November 5, 2018
Share your #SafeNapSnap to help promote infant safe sleep
MDH calls on retailers and advertisers to use safe sleep images to save lives
Losing an infant to a suffocation accident is a tragedy that everyone wants to help parents avoid. To that end, pediatricians and health experts recommend that parents minimize the risk of harm by putting their infants to sleep without blankets, crib bumpers, pillows or other loose objects in the crib.
Unfortunately, despite this guidance it is still common to see advertising and social media images that depict infants sleeping with these risky items in their bed. Typically these images are used by advertisers or others who do not realize that the conditions shown could be harmful. To raise awareness of safe sleep recommendations and reduce the use of images that accidentally reinforce unsafe sleep conditions, the Minnesota Department of Health (MDH) is encouraging parents, retailers and advertisers to use social media to post and share pictures of babies sleeping safely with #SafeNapSnap during Safe Sleep Week, Nov. 4 through 10.
In addition, Governor Mark Dayton has proclaimed Nov. 4 through 10 Safe Sleep Week and the I-35W St. Anthony Falls Bridge will be lit pink and blue on Wednesday, Nov. 7.
Minnesota data show that unsafe sleep environments account for nearly all unexpected infant deaths in Minnesota, with about 50 infants dying each year. MDH analysis showed several notable risk factors involved in the 53 sleep-related infant deaths reported in Minnesota in 2015.
Among the findings:
- 93 percent had loose objects around them, such as pillows or blankets, or were not placed on a firm surface, such as a crib mattress, to sleep.
- 49 percent of the babies were sharing a sleep surface, such as a bed, sofa or recliner, with another person.
- 27 percent were in an unsafe sleep position, such as being placed on their side or belly rather than on their back.
A study conducted by Children’s National Medical Center (Safe Sleep Guideline Adherence in Nationwide Marketing of Infant Cribs and Products) found that in magazines targeting women of childbearing age, more than one-third of the images showed babies in unsafe sleep positions and more than two-thirds showed babies in unsafe sleep environments.
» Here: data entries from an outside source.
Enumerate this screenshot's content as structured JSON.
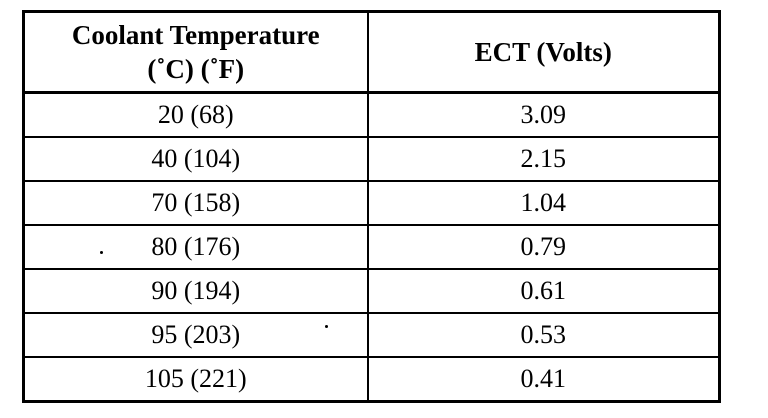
{
  "table": {
    "headers": {
      "temp_line1": "Coolant Temperature",
      "temp_line2": "(˚C) (˚F)",
      "ect": "ECT (Volts)"
    },
    "rows": [
      {
        "temp": "20 (68)",
        "volts": "3.09"
      },
      {
        "temp": "40 (104)",
        "volts": "2.15"
      },
      {
        "temp": "70 (158)",
        "volts": "1.04"
      },
      {
        "temp": "80 (176)",
        "volts": "0.79"
      },
      {
        "temp": "90 (194)",
        "volts": "0.61"
      },
      {
        "temp": "95 (203)",
        "volts": "0.53"
      },
      {
        "temp": "105 (221)",
        "volts": "0.41"
      }
    ]
  }
}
In addition, 9 percent of new mothers reported that their health care providers did not talk to them about how to lay their babies down to sleep, according to the Minnesota Pregnancy Risk Assessment Monitoring System data from 2012-2014.
In response to these statistics, infant safe sleep organizations recommend that advertisers create, select and use only images that depict babies who appear to be 18 months of age or younger in safe-sleep positions and safe-sleep environments.
Here are some of the photo dos and don’ts promoted by the American Association of Advertising Agencies:
- DO show babies sleeping on their backs.
- DO show babies sleeping in a crib that meets current safety standards.
- DO demonstrate room sharing, but not bed sharing, for babies under six months old.
- DO show sleeping babies dressed in only a wearable blanket or other sleeper to keep them warm.
- DO when possible show photos demonstrating room sharing for babies under six months of age; showing the baby’s separate, safe sleep area in the room with, or alongside, the adult bed.
- Don’t show babies sleeping with an adult or on an adult bed, sofa, chair or other unsafe place.
- Don’t show babies sleeping in car seats, infant carriers, swings, slings or similar products. There are many reports of babies dying while sleeping in these devices.
- Don’t show photos showing soft or loose bedding items such as blankets, quilts, soft or pillow-like bumpers, pillows or stuffed animals in the baby’s sleep space.
Ideally, photos should support the ABCs of safe sleep:
ALONE: Infants should always sleep or nap alone.
BACK: Always put a baby on their back to sleep or nap.
CRIB: Babies should always sleep or nap in their own safety-approved crib or play yard.
Instead of using blankets to keep infants warm, parents are urged to dress babies in pajamas or other clothing appropriate for the temperature. As always, parents should talk with a doctor or nurse if they have questions or concerns.
Other risks include exposure to cigarette smoke and co-sleeping. It is important for babies to sleep separately from other sleeping children and adults to avoid the risk of suffocation. One positive alternative is co-rooming, where the baby sleeps in their own safe crib, bassinette or play yard but is still nearby for breastfeeding and night-time diaper changes. A safe sleeping environment is just as important during naptime.